Create a new GPO in the GUI called 'TEST GPO'
Apply a setting under Poliicies / Windows Settings / Scripts (Startup/Shutdown) (or Security settings, or Deployed printers, or Wireless network policies, or any number of other extensions - all have a different CSE & Tools GUID)
Run the following commands:

$GPO = Get-GPO -Name "TEST GPO"
$GPOADObject = Get-ADObject -Identity $GPO.Path -Properties gPCMachineExtensionNames
$GPOADObject.gPCMachineExtensionNames # Returns [{42B5FAAE-6536-11D2-AE5A-0000F87571E3}{40B6664F-4972-11D1-A7CA-0000F87571E3}]
New-GPPGroup -GPOName "TEST GPO" -Name "Administrators" -Create
$GPOADObject = Get-ADObject -Identity $GPO.Path -Properties gPCMachineExtensionNames
$GPOADObject.gPCMachineExtensionNames # Returns [{00000000-0000-0000-0000-000000000000}{40B6664F-4972-11D1-A7CA-0000F87571E3}{79F92669-4224-476C-9C5C-6EFB4D87DF4A}][{17D89FEC-5C44-4972-B12D-241CAEF74509}{79F92669-4224-476C-9C5C-6EFB4D87DF4A}][{42B5FAAE-6536-11D2-AE5A-0000F87571E3}{40B6664F-4972-11D1-A7CA-0000F87571E3}]
# Should instead be returning [{00000000-0000-0000-0000-000000000000}{79F92669-4224-476C-9C5C-6EFB4D87DF4A}][{17D89FEC-5C44-4972-B12D-241CAEF74509}{79F92669-4224-476C-9C5C-6EFB4D87DF4A}][{42B5FAAE-6536-11D2-AE5A-0000F87571E3}{40B6664F-4972-11D1-A7CA-0000F87571E3}]

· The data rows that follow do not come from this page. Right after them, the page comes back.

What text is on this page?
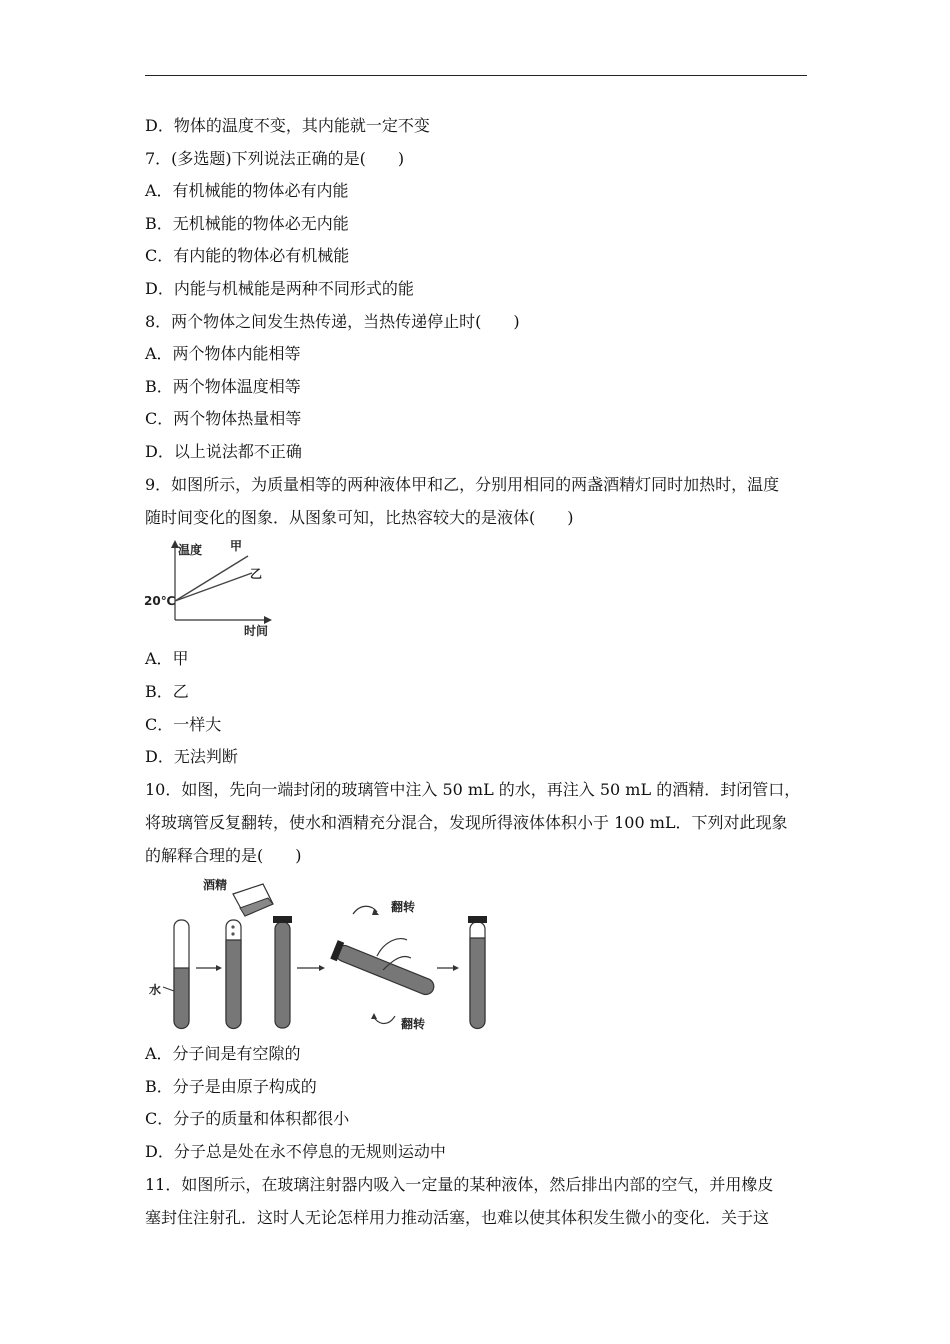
D．物体的温度不变，其内能就一定不变
7．(多选题)下列说法正确的是(　　)
A．有机械能的物体必有内能
B．无机械能的物体必无内能
C．有内能的物体必有机械能
D．内能与机械能是两种不同形式的能
8．两个物体之间发生热传递，当热传递停止时(　　)
A．两个物体内能相等
B．两个物体温度相等
C．两个物体热量相等
D．以上说法都不正确
9．如图所示，为质量相等的两种液体甲和乙，分别用相同的两盏酒精灯同时加热时，温度
随时间变化的图象．从图象可知，比热容较大的是液体(　　)
温度 甲
乙
20℃
时间
A．甲
B．乙
C．一样大
D．无法判断
10．如图，先向一端封闭的玻璃管中注入 50 mL 的水，再注入 50 mL 的酒精．封闭管口，
将玻璃管反复翻转，使水和酒精充分混合，发现所得液体体积小于 100 mL．下列对此现象
的解释合理的是(　　)
水
酒精
翻转
翻转
A．分子间是有空隙的
B．分子是由原子构成的
C．分子的质量和体积都很小
D．分子总是处在永不停息的无规则运动中
11．如图所示，在玻璃注射器内吸入一定量的某种液体，然后排出内部的空气，并用橡皮
塞封住注射孔．这时人无论怎样用力推动活塞，也难以使其体积发生微小的变化．关于这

I could try to fix this if you want, but not sure whether it might require some rearchitecting of code!

Answer 19 · 2023-02-26T15:33:43.000Z

Hi @Borgquite ! Sorry for the delay, I was moving to the Netherlands.
The second issue existed because of my laziness in filtering out CSE tools - I've implemented that properly now.

I'll continue working on the first issue.

Answer 20 · 2023-02-27T11:27:12.000Z

Thanks @exchange12rocks - I'll take a look when you're done & try to test it then!